Сливки с «яблочного пирога»
Наряду с автомобилем, женой-домохозяйкой и банковским счетом неизменной составляющей американской мечты является собственный дом с обязательной лужайкой. Чтобы стать домовладельцем, гражданину Соединенных Штатов не нужно полжизни откладывать с зарплаты: достаточно иметь стабильный доход и знать дорогу до ближайшего ссудно-сберегательного банка.
Ипотечное кредитование – то есть выдача ссуд на покупку жилья под залог приобретаемой недвижимости – считается среди прочих видов банковской деятельности в США рекордсменом по количеству льгот и привилегий, предоставляемых правительством. В 1930-е годы администрация Франклина Делано Рузвельта объявила развитие частного домовладения приоритетным направлением государственной политики. С тех пор на ссудно-сберегательные банки, ведавшие жилищными ссудами, лился бесконечный золотой дождь льгот и субсидий. Их лоббистам достаточно было заявить в конгрессе, что требуемая банками очередная поблажка прямо или косвенно улучшит условия получения ипотечного кредита, и оппоненты тут же замолкали – кому хочется заработать репутацию душителя американской мечты? Самым крупным подарком законодателей сбербанкам считается возможность сокращать налогооблагаемый доход на сумму процентов по закладной, что побуждает даже очень обеспеченных американцев пользоваться ипотекой.
До начала 1980-х годов в отрасли царило спокойствие и благополучие. Жилищные ссуды были практически безрисковыми. Если у сбербанка возникало малейшее опасение, что заемщик не сможет вернуть ссуду и заплатить проценты, сделку гарантировали федеральные ипотечные корпорации Ginnie Mae, Freddie Mae и Fannie Mae, которым власти поручили обеспечивать жильем малоимущих. Обратной стороной повышенного внимания к ссудно-сберегательным банкам было то, что государство предотвращало любые попытки слияний и картелизации: монополия и повышение кредитных ставок могли здорово испортить вкус «яблочного пирога». Как и в 1930 – 40-е годы, основной поток ипотечных ссуд проходил через маленькие местные банки.

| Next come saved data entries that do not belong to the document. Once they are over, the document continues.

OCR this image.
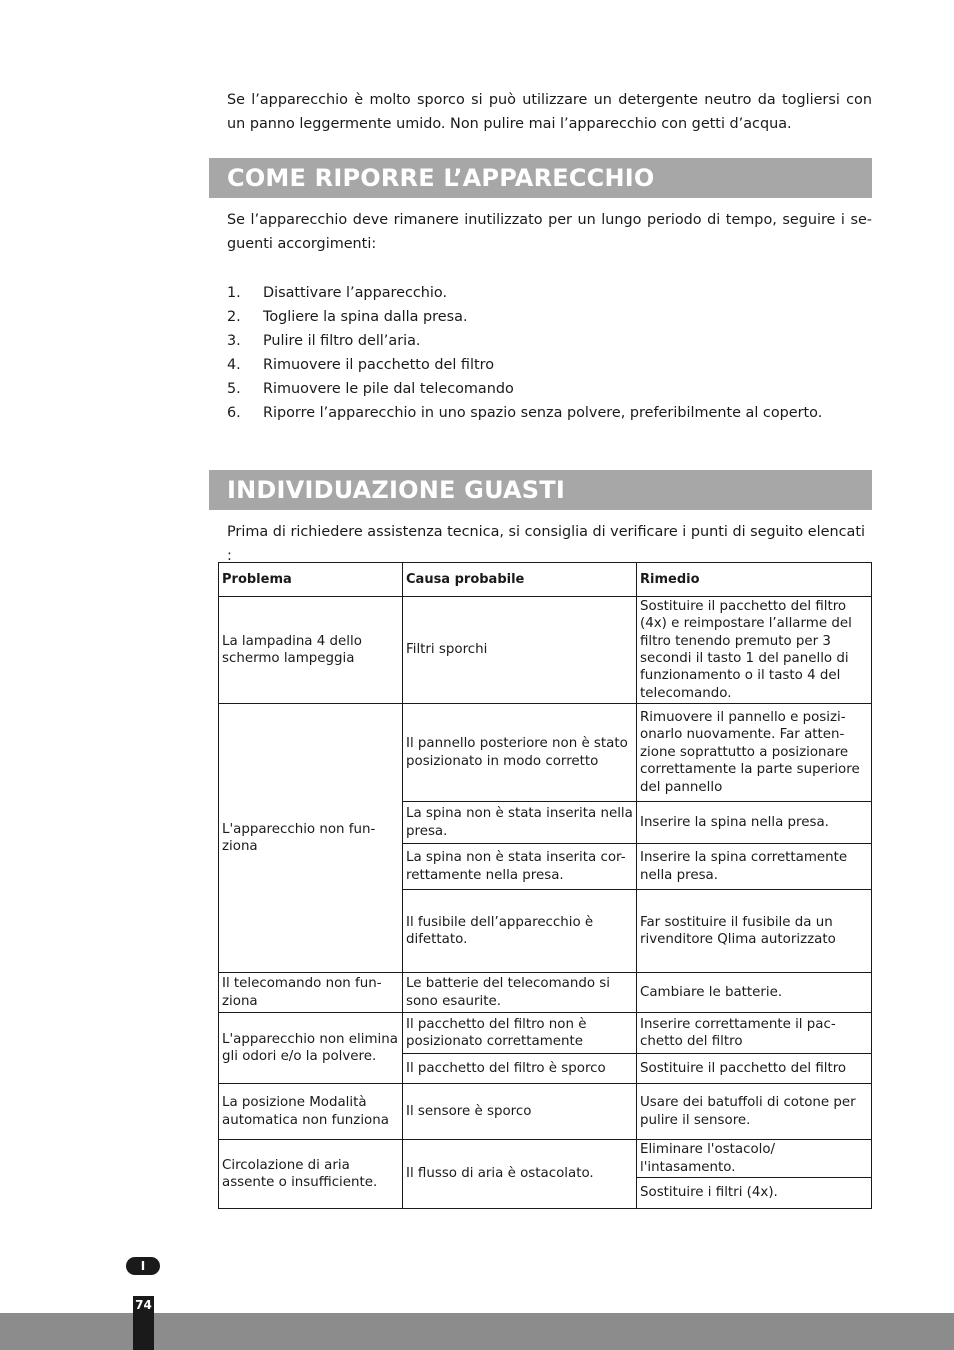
Se l’apparecchio è molto sporco si può utilizzare un detergente neutro da togliersi con un panno leggermente umido. Non pulire mai l’apparecchio con getti d’acqua.

COME RIPORRE L’APPARECCHIO

Se l’apparecchio deve rimanere inutilizzato per un lungo periodo di tempo, seguire i se-guenti accorgimenti:

1. Disattivare l’apparecchio.
2. Togliere la spina dalla presa.
3. Pulire il filtro dell’aria.
4. Rimuovere il pacchetto del filtro
5. Rimuovere le pile dal telecomando
6. Riporre l’apparecchio in uno spazio senza polvere, preferibilmente al coperto.
INDIVIDUAZIONE GUASTI

Prima di richiedere assistenza tecnica, si consiglia di verificare i punti di seguito elencati :

Problema	Causa probabile	Rimedio
La lampadina 4 dello schermo lampeggia	Filtri sporchi	Sostituire il pacchetto del filtro (4x) e reimpostare l’allarme del filtro tenendo premuto per 3 secondi il tasto 1 del panello di funzionamento o il tasto 4 del telecomando.
L'apparecchio non fun-ziona	Il pannello posteriore non è stato posizionato in modo corretto	Rimuovere il pannello e posizi-onarlo nuovamente. Far atten-zione soprattutto a posizionare correttamente la parte superiore del pannello
	La spina non è stata inserita nella presa.	Inserire la spina nella presa.
	La spina non è stata inserita cor-rettamente nella presa.	Inserire la spina correttamente nella presa.
	Il fusibile dell’apparecchio è difettato.	Far sostituire il fusibile da un rivenditore Qlima autorizzato
Il telecomando non fun-ziona	Le batterie del telecomando si sono esaurite.	Cambiare le batterie.
L'apparecchio non elimina gli odori e/o la polvere.	Il pacchetto del filtro non è posizionato correttamente	Inserire correttamente il pac-chetto del filtro
	Il pacchetto del filtro è sporco	Sostituire il pacchetto del filtro
La posizione Modalità automatica non funziona	Il sensore è sporco	Usare dei batuffoli di cotone per pulire il sensore.
Circolazione di aria assente o insufficiente.	Il flusso di aria è ostacolato.	Eliminare l'ostacolo/ l'intasamento.
		Sostituire i filtri (4x).
I
74
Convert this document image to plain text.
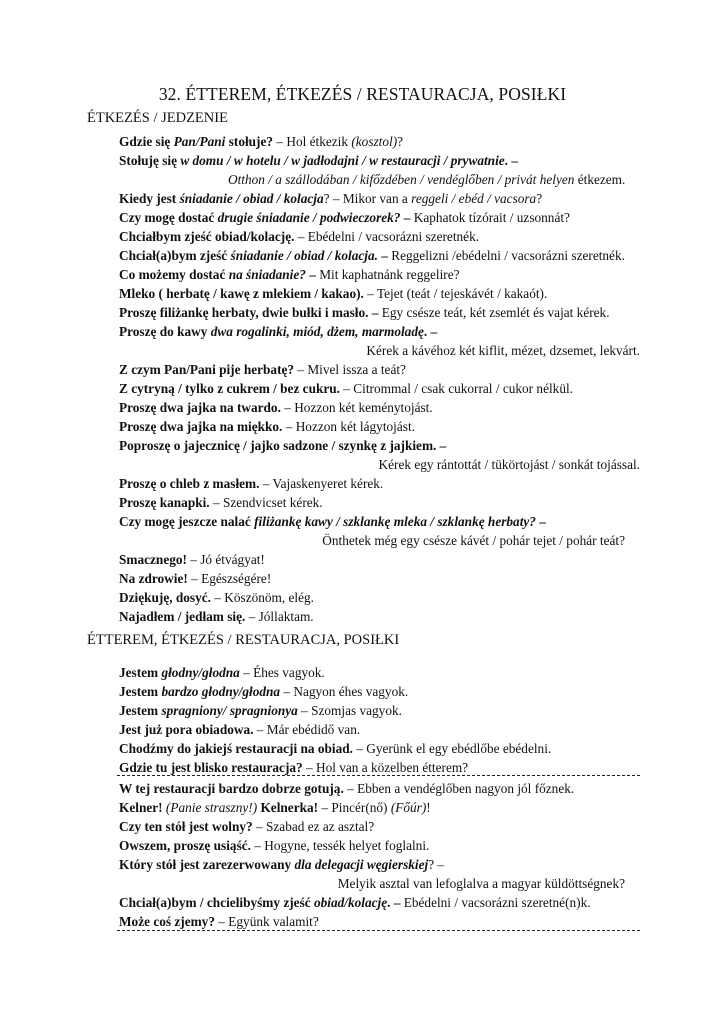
32. ÉTTEREM, ÉTKEZÉS / RESTAURACJA, POSIŁKI
ÉTKEZÉS / JEDZENIE
ÉTTEREM, ÉTKEZÉS / RESTAURACJA, POSIŁKI
Gdzie się Pan/Pani stołuje? – Hol étkezik (kosztol)?
Stołuję się w domu / w hotelu / w jadłodajni / w restauracji / prywatnie. –
Otthon / a szállodában / kifőzdében / vendéglőben / privát helyen étkezem.
Kiedy jest śniadanie / obiad / kolacja? – Mikor van a reggeli / ebéd / vacsora?
Czy mogę dostać drugie śniadanie / podwieczorek? – Kaphatok tízórait / uzsonnát?
Chciałbym zjeść obiad/kolację. – Ebédelni / vacsorázni szeretnék.
Chciał(a)bym zjeść śniadanie / obiad / kolacja. – Reggelizni /ebédelni / vacsorázni szeretnék.
Co możemy dostać na śniadanie? – Mit kaphatnánk reggelire?
Mleko ( herbatę / kawę z mlekiem / kakao). – Tejet (teát / tejeskávét / kakaót).
Proszę filiżankę herbaty, dwie bułki i masło. – Egy csésze teát, két zsemlét és vajat kérek.
Proszę do kawy dwa rogalinki, miód, dżem, marmoladę. –
Kérek a kávéhoz két kiflit, mézet, dzsemet, lekvárt.
Z czym Pan/Pani pije herbatę? – Mivel issza a teát?
Z cytryną / tylko z cukrem / bez cukru. – Citrommal / csak cukorral / cukor nélkül.
Proszę dwa jajka na twardo. – Hozzon két keménytojást.
Proszę dwa jajka na miękko. – Hozzon két lágytojást.
Poproszę o jajecznicę / jajko sadzone / szynkę z jajkiem. –
Kérek egy rántottát / tükörtojást / sonkát tojással.
Proszę o chleb z masłem. – Vajaskenyeret kérek.
Proszę kanapki. – Szendvicset kérek.
Czy mogę jeszcze nalać filiżankę kawy / szklankę mleka / szklankę herbaty? –
Önthetek még egy csésze kávét / pohár tejet / pohár teát?
Smacznego! – Jó étvágyat!
Na zdrowie! – Egészségére!
Dziękuję, dosyć. – Köszönöm, elég.
Najadłem / jedłam się. – Jóllaktam.
Jestem głodny/głodna – Éhes vagyok.
Jestem bardzo głodny/głodna – Nagyon éhes vagyok.
Jestem spragniony/ spragnionya – Szomjas vagyok.
Jest już pora obiadowa. – Már ebédidő van.
Chodźmy do jakiejś restauracji na obiad. – Gyerünk el egy ebédlőbe ebédelni.
Gdzie tu jest blisko restauracja? – Hol van a közelben étterem?
W tej restauracji bardzo dobrze gotują. – Ebben a vendéglőben nagyon jól főznek.
Kelner! (Panie straszny!) Kelnerka! – Pincér(nő) (Főúr)!
Czy ten stół jest wolny? – Szabad ez az asztal?
Owszem, proszę usiąść. – Hogyne, tessék helyet foglalni.
Który stół jest zarezerwowany dla delegacji węgierskiej? –
Melyik asztal van lefoglalva a magyar küldöttségnek?
Chciał(a)bym / chcielibyśmy zjeść obiad/kolację. – Ebédelni / vacsorázni szeretné(n)k.
Może coś zjemy? – Együnk valamit?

Многолетняя государственная опека создала особый психологический тип «сберегательного» банкира. Он не знал конкуренции, не требовал от жизни многого и был уверен в завтрашнем дне своего бизнеса. На Уолл-стрит таких банкиров в шутку называли «клуб 3-6-3»: придя на работу, они принимали транш Федерального резерва под 3% годовых, раздавали его заемщикам под 6%, и к 3 часам дня уже играли в гольф.
Клуб 22-6-3
В 1981 году распорядок дня сберегательных банкиров радикально изменился. В Белый дом въехал президент-республиканец Рональд Рейган, считавший, что все проблемы американской экономики вызваны вмешательством в нее федерального правительства. «Рейганомика» предусматривала значительное сокращение налогов на сверхдоходы, за счет которых прежде финансировались масштабные социальные и благотворительные программы, – в том числе и федеральные ипотечные корпорации, делавшие жизнь сберегательных банкиров такой спокойной. Кроме того, Федеральный резерв, стремясь привлечь на стагнирующие американские рынки средства иностранных инвесторов, сначала круто повысил процентные ставки, а затем и вовсе перестал их регулировать, отдав на откуп биржевым «быкам». Вместо 3% сбербанки теперь могли привлечь средства под 13 – 15%, а к середине десятилетия даже под 20 – 22%. При этом ссуды, выданные в предыдущие годы, продолжали приносить все те же 6%.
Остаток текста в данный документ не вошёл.